The Bucktail Path is a  linear hiking trail in north-central Pennsylvania, United States, through portions of Elk State Forest. Most of the trail is in Cameron County, with its northern end in Potter County. It should not be confused with the scenic highway in the same region known as Bucktail Trail; several features in the region were named after the Bucktail Regiment of local soldiers during the American Civil War. 

The Bucktail Path is often described as one of the most isolated and least hiked backpacking trails in Pennsylvania, with a path that can be difficult to follow even for experienced hikers; and it has experienced long periods of under-use with little maintenance. It is also known for several challenging climbs and bridgeless stream crossings.

Route
This description illustrates the Bucktail Path in the southbound direction. The trail begins at a parking lot on East Cowley Road just to the east of Sizerville State Park along the western edge of Potter County. The trail quickly climbs to the top of the Allegheny Plateau. After a partial descent, the trail walks along Crooked Run Road briefly then climbs to the top of the plateau again, utilizing a system of lengthy switchbacks remaining from old logging railroad grades. 

The Bucktail Path enters Cameron County at 9.1 miles. It begins a lengthy walk alongside McNuff Branch at 9.7 miles, with several bridgeless crossings of that stream and its incoming tributaries for about the next four miles. The high valley formed by McNuff Branch has been noted for its scenery and isolation, with little evidence of human civilization but much evidence of centuries of beaver activity. At 13.7 miles, the trail crosses Hunts Run Road, climbs to the top of the plateau again then descends steeply to a crossing of Whitehead Road at 18.5 miles. This is followed by yet another steep climb to the top of the plateau, after which the trail stays on high ground until near its southern end. 

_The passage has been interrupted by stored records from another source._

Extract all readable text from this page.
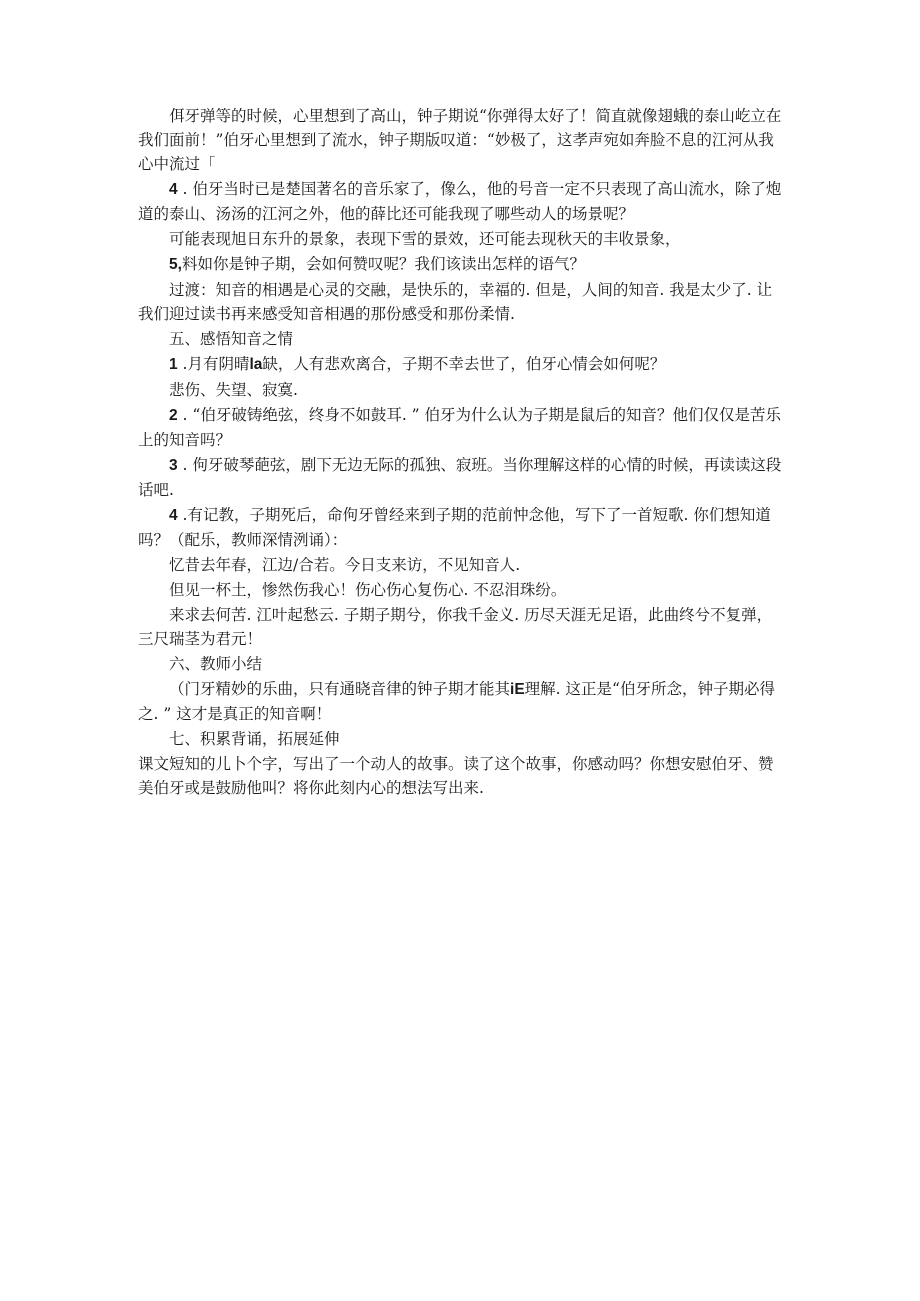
佴牙弹等的时候，心里想到了高山，钟子期说“你弹得太好了！简直就像翅蛾的泰山屹立在我们面前！”伯牙心里想到了流水，钟子期版叹道：“妙极了，这孝声宛如奔脸不息的江河从我心中流过「

4 . 伯牙当时已是楚国著名的音乐家了，像么，他的号音一定不只表现了高山流水，除了炮道的泰山、汤汤的江河之外，他的薛比还可能我现了哪些动人的场景呢？

可能表现旭日东升的景象，表现下雪的景效，还可能去现秋天的丰收景象，

5,料如你是钟子期，会如何赞叹呢？我们该读出怎样的语气？

过渡：知音的相遇是心灵的交融，是快乐的，幸福的. 但是，人间的知音. 我是太少了. 让我们迎过读书再来感受知音相遇的那份感受和那份柔情.

五、感悟知音之情

1 .月有阴晴la缺，人有悲欢离合，子期不幸去世了，伯牙心情会如何呢？

悲伤、失望、寂寞.

2 . “伯牙破铸绝弦，终身不如鼓耳. ” 伯牙为什么认为子期是鼠后的知音？他们仅仅是苦乐上的知音吗？

3 . 佝牙破琴葩弦，剧下无边无际的孤独、寂班。当你理解这样的心情的时候，再读读这段话吧.

4 .有记教，子期死后，命佝牙曾经来到子期的范前忡念他，写下了一首短歌. 你们想知道吗？（配乐，教师深情洌诵）：

忆昔去年春，江边/合若。今日支来访，不见知音人.

但见一杯土，惨然伤我心！伤心伤心复伤心. 不忍泪珠纷。

来求去何苦. 江叶起愁云. 子期子期兮，你我千金义. 历尽天涯无足语，此曲终兮不复弹，三尺瑞茎为君元！

六、教师小结

（门牙精妙的乐曲，只有通晓音律的钟子期才能其iE理解. 这正是“伯牙所念，钟子期必得之. ” 这才是真正的知音啊！

七、积累背诵，拓展延伸

课文短知的儿卜个字，写出了一个动人的故事。读了这个故事，你感动吗？你想安慰伯牙、赞美伯牙或是鼓励他叫？将你此刻内心的想法写出来.
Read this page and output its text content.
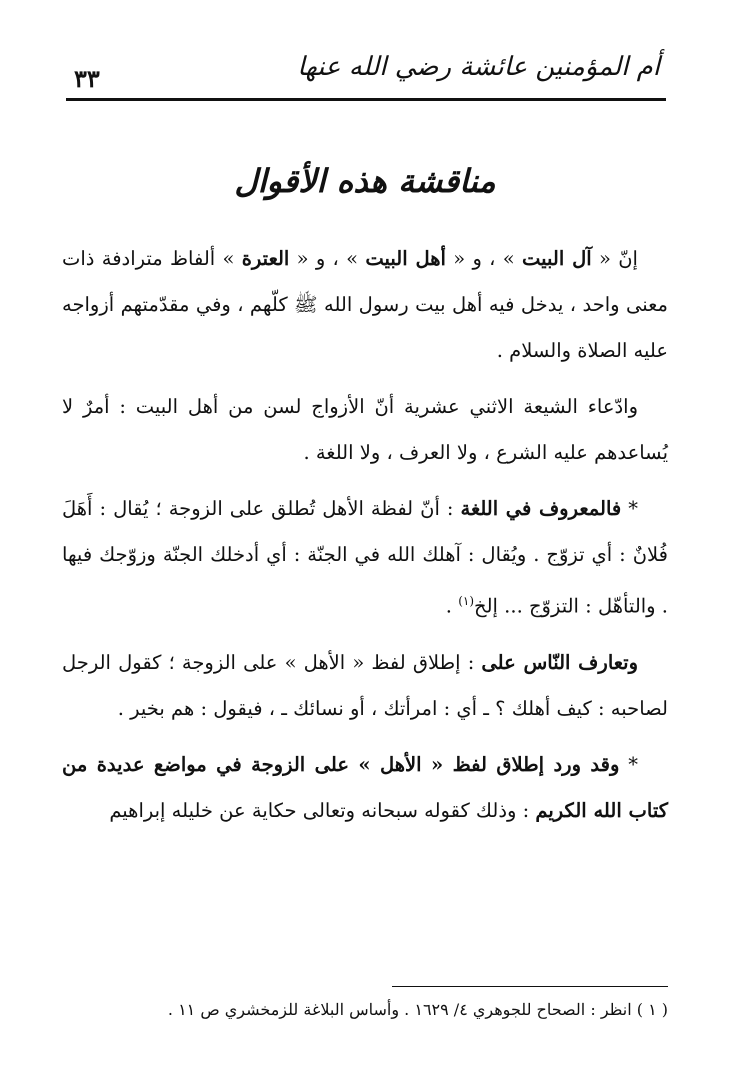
أم المؤمنين عائشة رضي الله عنها
٣٣
مناقشة هذه الأقوال

إنّ « آل البيت » ، و « أهل البيت » ، و « العترة » ألفاظ مترادفة ذات معنى واحد ، يدخل فيه أهل بيت رسول الله ﷺ كلّهم ، وفي مقدّمتهم أزواجه عليه الصلاة والسلام .

وادّعاء الشيعة الاثني عشرية أنّ الأزواج لسن من أهل البيت : أمرٌ لا يُساعدهم عليه الشرع ، ولا العرف ، ولا اللغة .

* فالمعروف في اللغة : أنّ لفظة الأهل تُطلق على الزوجة ؛ يُقال : أَهَلَ فُلانٌ : أي تزوّج . ويُقال : آهلك الله في الجنّة : أي أدخلك الجنّة وزوّجك فيها . والتأهّل : التزوّج ... إلخ$^{(١)}$ .

وتعارف النّاس على : إطلاق لفظ « الأهل » على الزوجة ؛ كقول الرجل لصاحبه : كيف أهلك ؟ ـ أي : امرأتك ، أو نسائك ـ ، فيقول : هم بخير .

* وقد ورد إطلاق لفظ « الأهل » على الزوجة في مواضع عديدة من كتاب الله الكريم : وذلك كقوله سبحانه وتعالى حكاية عن خليله إبراهيم

( ١ ) انظر : الصحاح للجوهري ٤/ ١٦٢٩ . وأساس البلاغة للزمخشري ص ١١ .
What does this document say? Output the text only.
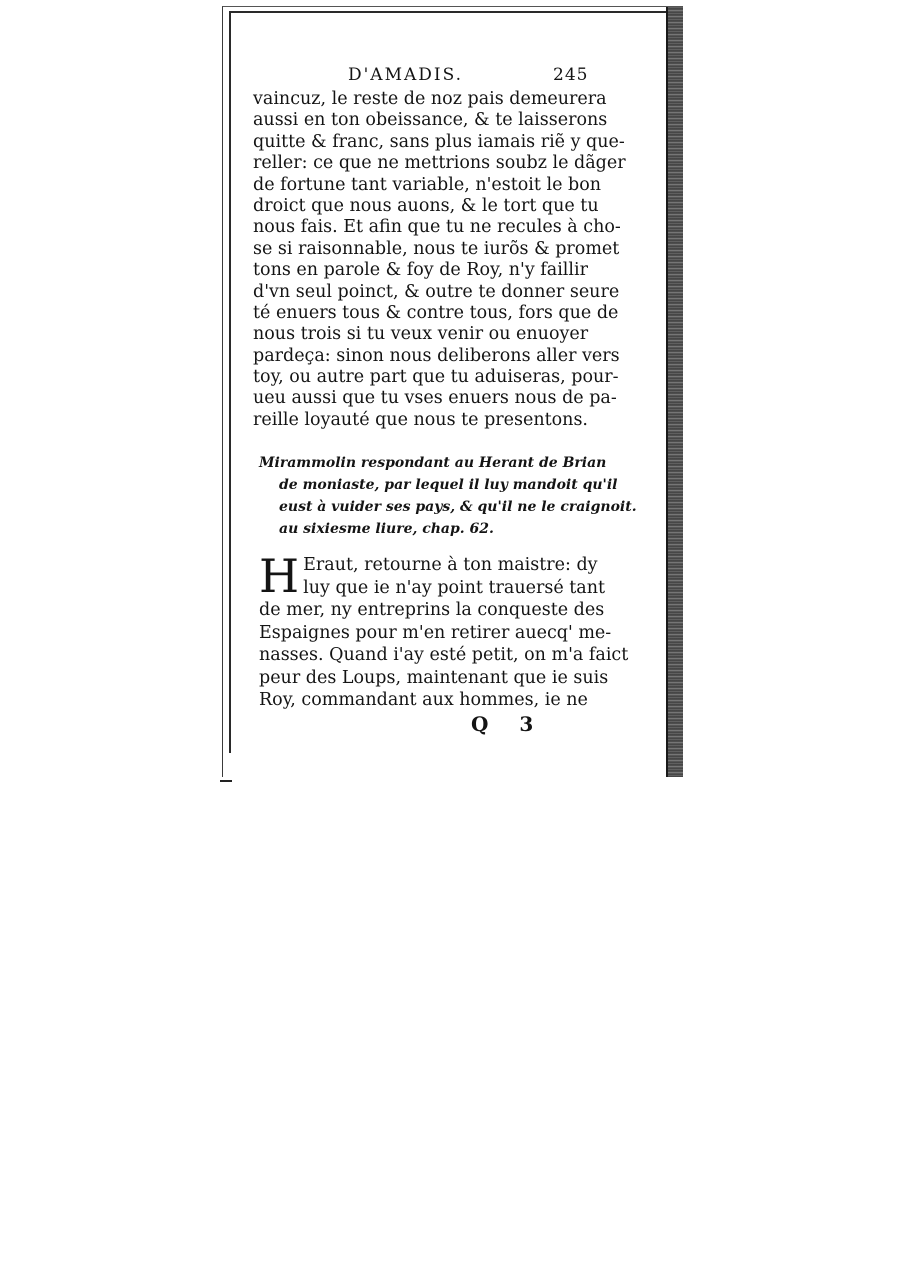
D'AMADIS.	245
vaincuz, le reste de noz pais demeurera
aussi en ton obeissance, & te laisserons
quitte & franc, sans plus iamais riẽ y que-
reller: ce que ne mettrions soubz le dãger
de fortune tant variable, n'estoit le bon
droict que nous auons, & le tort que tu
nous fais. Et afin que tu ne recules à cho-
se si raisonnable, nous te iurõs & promet
tons en parole & foy de Roy, n'y faillir
d'vn seul poinct, & outre te donner seure
té enuers tous & contre tous, fors que de
nous trois si tu veux venir ou enuoyer
pardeça: sinon nous deliberons aller vers
toy, ou autre part que tu aduiseras, pour-
ueu aussi que tu vses enuers nous de pa-
reille loyauté que nous te presentons.
Mirammolin respondant au Herant de Brian
de moniaste, par lequel il luy mandoit qu'il
eust à vuider ses pays, & qu'il ne le craignoit.
au sixiesme liure, chap. 62.
H Eraut, retourne à ton maistre: dy
luy que ie n'ay point trauersé tant
de mer, ny entreprins la conqueste des
Espaignes pour m'en retirer auecq' me-
nasses. Quand i'ay esté petit, on m'a faict
peur des Loups, maintenant que ie suis
Roy, commandant aux hommes, ie ne
Q 3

The trail reaches Brooks Run Fire Tower at 23.9 miles; the tower is still used by forestry officials to spot fires, but it is fenced off to the public. At 25.8 miles, reach a junction with a trail that heads into Square Timber Wild Area. Starting at 26.8 miles, the Bucktail Path follows a wide pipeline swath for more than two miles. After leaving the pipeline, the trail continues southbound along the top of a narrow ridgeline with vistas over canyons to both the west and the east; those canyons are the routes of two upper branches of Sinnemahoning Creek. In this area, the trail traverses portions of Johnson Run Natural Area and a large parcel of private land. At 31.3 miles, the Bucktail Path joins a gravel road and descends off the plateau very steeply. At the bottom, the hiker must cross Grove Run without a bridge; the Bucktail Path then ends after 33.5 miles at Grove Street, just outside the village of Sinnemahoning. From the southern terminus, the hiker could follow local roads for less than two miles to reach both the Donut Hole Trail and the Old Sinnemahoning Trail, which leads to the Quehanna Trail.